While physicians’ training has undergone extensive critiques in recent years, architecture still has much to learn from medicine. Unlike engineers and lawyers, who need fulfill no postgraduate requirement before their qualifying exams, doctors must perform a residency administered by an accredited and heavily regulated teaching hospital. No such accreditation of firms exists to support the administration of architecture’s internship program, much less across firms made up of anything from a single architect to a staff of thousands.

Architecture’s internship program also inherently limits a practice that offers much beyond the design and construction of buildings. Aspiring architects are effectively given the option of being tutored by a registered architect for years on end or leaving the profession. There is little space in between.
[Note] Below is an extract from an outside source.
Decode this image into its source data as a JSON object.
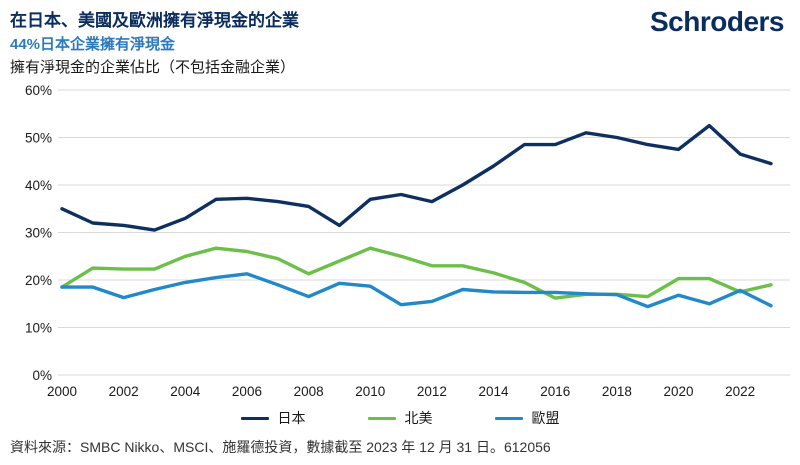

Imagine if graduates didn’t have to decide between devoting their formative years to serving the public, for example, and obtaining their license. Virtually every leader of the growing public-interest design movement made that difficult choice, and the public is better off for it, but the profession is missing out — disassociated from their extraordinary work. Further broadening the settings recognized as suitable experiences is a necessary first step.

At present, architecture treats its education, internship and exam as separate acts with little overlap. Internship is arguably the broken middle link. To be relevant, it should be redesigned and seamlessly integrated with the exams to focus on the acquisition of skills, no longer just time spent doing a task. (A seven-part exam, however imperfect, is already in place to test for competency.) This would also lift the artificial minimum of three years to complete the program, which, again, takes an average of five years.

Firms must also be held to higher standards, as schools are through accreditation. Teaching hospitals, charged with administering doctors’ residencies, provide a model. And rather than developing interns, as its name implies, what if the program were truly geared toward developing architects, and ideally those prepared to serve society? It would bring new meaning to “health, safety, and welfare of the public” — the mantra used by the architecture establishment and state licensing boards to justify the architect registration process in the first place.

Back in the days when he was known as Barry, President Obama might have gotten lucky and navigated his way through the licensure process to become an architect. The odds, however, are not in Obama’s favor. Now consider the vast majority of architecture students and graduates, bright as they may be. They, the architecture profession, and our country deserve a better, more reliable and more contributive postgraduate experience.